No Oregon cases appear to be in point. In Oregon City v. Hartke, 240 Or. 35, 400 P.2d 255 (1965), where a city, under a different enabling act than the one here involved, excluded automobile wrecking yards from all zones, we held it valid. The wrecking yard was a nonconforming use whose owners were seeking to expand on additional abutting property.
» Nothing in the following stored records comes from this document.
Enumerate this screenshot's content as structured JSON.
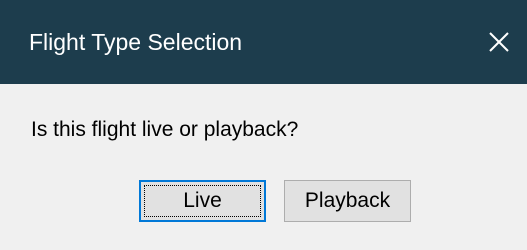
{
  "window": {
    "title": "Flight Type Selection",
    "close_icon": "close-icon",
    "titlebar_color": "#1d3d4d"
  },
  "dialog": {
    "prompt": "Is this flight live or playback?",
    "buttons": [
      {
        "label": "Live",
        "focused": true
      },
      {
        "label": "Playback",
        "focused": false
      }
    ],
    "accent_color": "#0078d7"
  }
}
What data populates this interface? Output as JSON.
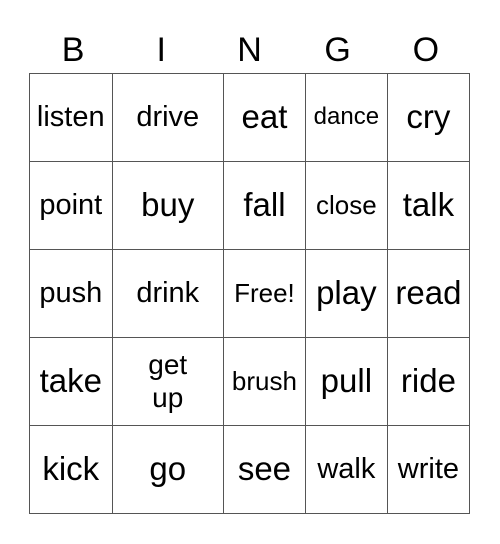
{
  "header": [
    "B",
    "I",
    "N",
    "G",
    "O"
  ],
  "rows": [
    [
      "listen",
      "drive",
      "eat",
      "dance",
      "cry"
    ],
    [
      "point",
      "buy",
      "fall",
      "close",
      "talk"
    ],
    [
      "push",
      "drink",
      "Free!",
      "play",
      "read"
    ],
    [
      "take",
      "get up",
      "brush",
      "pull",
      "ride"
    ],
    [
      "kick",
      "go",
      "see",
      "walk",
      "write"
    ]
  ]
}
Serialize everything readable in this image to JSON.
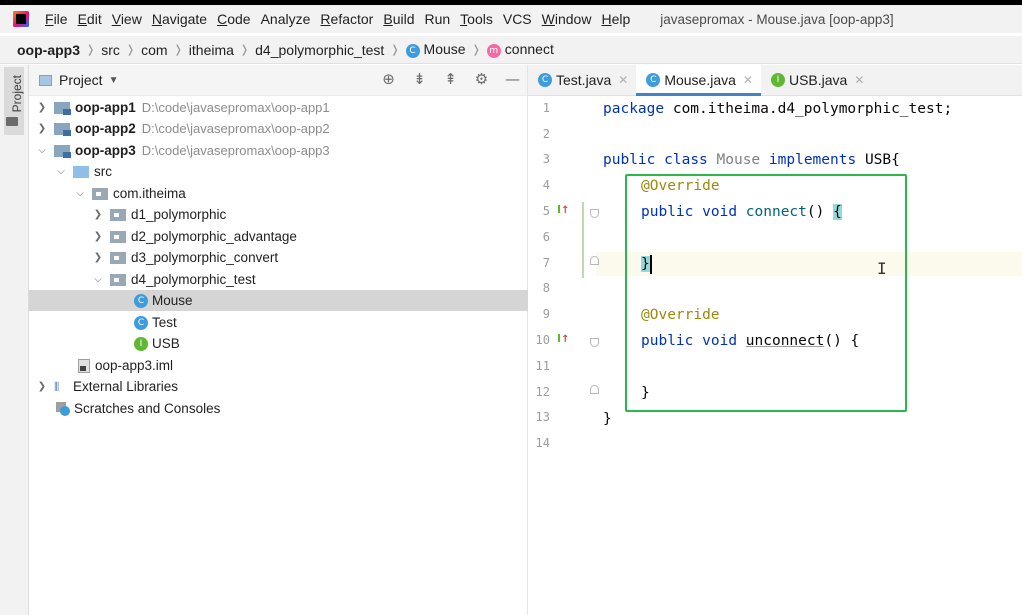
{
  "menu": {
    "items": [
      {
        "label": "File",
        "mnemonic": "F",
        "rest": "ile"
      },
      {
        "label": "Edit",
        "mnemonic": "E",
        "rest": "dit"
      },
      {
        "label": "View",
        "mnemonic": "V",
        "rest": "iew"
      },
      {
        "label": "Navigate",
        "mnemonic": "N",
        "rest": "avigate"
      },
      {
        "label": "Code",
        "mnemonic": "C",
        "rest": "ode"
      },
      {
        "label": "Analyze",
        "mnemonic": "",
        "rest": "Analyze"
      },
      {
        "label": "Refactor",
        "mnemonic": "R",
        "rest": "efactor"
      },
      {
        "label": "Build",
        "mnemonic": "B",
        "rest": "uild"
      },
      {
        "label": "Run",
        "mnemonic": "",
        "rest": "Run"
      },
      {
        "label": "Tools",
        "mnemonic": "T",
        "rest": "ools"
      },
      {
        "label": "VCS",
        "mnemonic": "",
        "rest": "VCS"
      },
      {
        "label": "Window",
        "mnemonic": "W",
        "rest": "indow"
      },
      {
        "label": "Help",
        "mnemonic": "H",
        "rest": "elp"
      }
    ],
    "window_title": "javasepromax - Mouse.java [oop-app3]"
  },
  "breadcrumb": {
    "project": "oop-app3",
    "src": "src",
    "com": "com",
    "itheima": "itheima",
    "package": "d4_polymorphic_test",
    "class": "Mouse",
    "method": "connect",
    "class_icon": "C",
    "method_icon": "m"
  },
  "stripe": {
    "label": "Project"
  },
  "project_panel": {
    "title": "Project",
    "tree": {
      "app1": {
        "name": "oop-app1",
        "path": "D:\\code\\javasepromax\\oop-app1"
      },
      "app2": {
        "name": "oop-app2",
        "path": "D:\\code\\javasepromax\\oop-app2"
      },
      "app3": {
        "name": "oop-app3",
        "path": "D:\\code\\javasepromax\\oop-app3"
      },
      "src": "src",
      "com_itheima": "com.itheima",
      "d1": "d1_polymorphic",
      "d2": "d2_polymorphic_advantage",
      "d3": "d3_polymorphic_convert",
      "d4": "d4_polymorphic_test",
      "mouse": "Mouse",
      "test": "Test",
      "usb": "USB",
      "iml": "oop-app3.iml",
      "libs": "External Libraries",
      "scratches": "Scratches and Consoles"
    }
  },
  "editor": {
    "tabs": [
      {
        "label": "Test.java",
        "icon": "C"
      },
      {
        "label": "Mouse.java",
        "icon": "C"
      },
      {
        "label": "USB.java",
        "icon": "I"
      }
    ],
    "line_numbers": [
      "1",
      "2",
      "3",
      "4",
      "5",
      "6",
      "7",
      "8",
      "9",
      "10",
      "11",
      "12",
      "13",
      "14"
    ],
    "code": {
      "l1_kw": "package",
      "l1_rest": " com.itheima.d4_polymorphic_test;",
      "l3_kw1": "public",
      "l3_kw2": "class",
      "l3_cls": "Mouse",
      "l3_kw3": "implements",
      "l3_rest": " USB{",
      "l4_ann": "@Override",
      "l5_kw1": "public",
      "l5_kw2": "void",
      "l5_fn": "connect",
      "l5_paren": "() ",
      "l5_brace": "{",
      "l7_brace": "}",
      "l9_ann": "@Override",
      "l10_kw1": "public",
      "l10_kw2": "void",
      "l10_fn": "unconnect",
      "l10_rest": "() {",
      "l12_brace": "}",
      "l13_brace": "}"
    },
    "gutter_marks": {
      "implements_glyph": "I",
      "up_arrow": "↑"
    }
  }
}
We did not discuss the expansion feature of the case, but held the exclusionary feature of the ordinance was constitutionally valid and it did prevent the expansion.

In City of Fontana v. Atkinson, 212 Cal. App. 2d 499, 504, 28 Cal. Rptr. 25 (1963), after reviewing numerous authorities, the court held a zoning ordinance could validly prohibit the increase of a nonconforming *994 use where 80 cattle were kept on a tract when the ordinance was enacted, and the number was increased to 130 or 140. Generally, it appears that a normal increase in the volume of a nonconforming business cannot be prohibited. 8A McQuillan on Municipal Corporations § 25.207 (3rd ed. 1965).

Where, as here, the type of nonconforming use is offensive to the prevalent use in the surrounding area, and its volume has vastly increased since zoning, we hold the prohibition against an increase is valid. The prohibition was validly applied. An injunction against further nonconforming use is justified. We do not agree that it should issue on the ground of interruption or discontinuance of the use.

Where a trial judge makes a proper ruling, but upon an improper ground, his judgment or decree based thereon will, of course, be affirmed.

The decree of the circuit court granting an injunction based upon trespass and the zoning ordinance is in all respects affirmed. Costs to plaintiffs.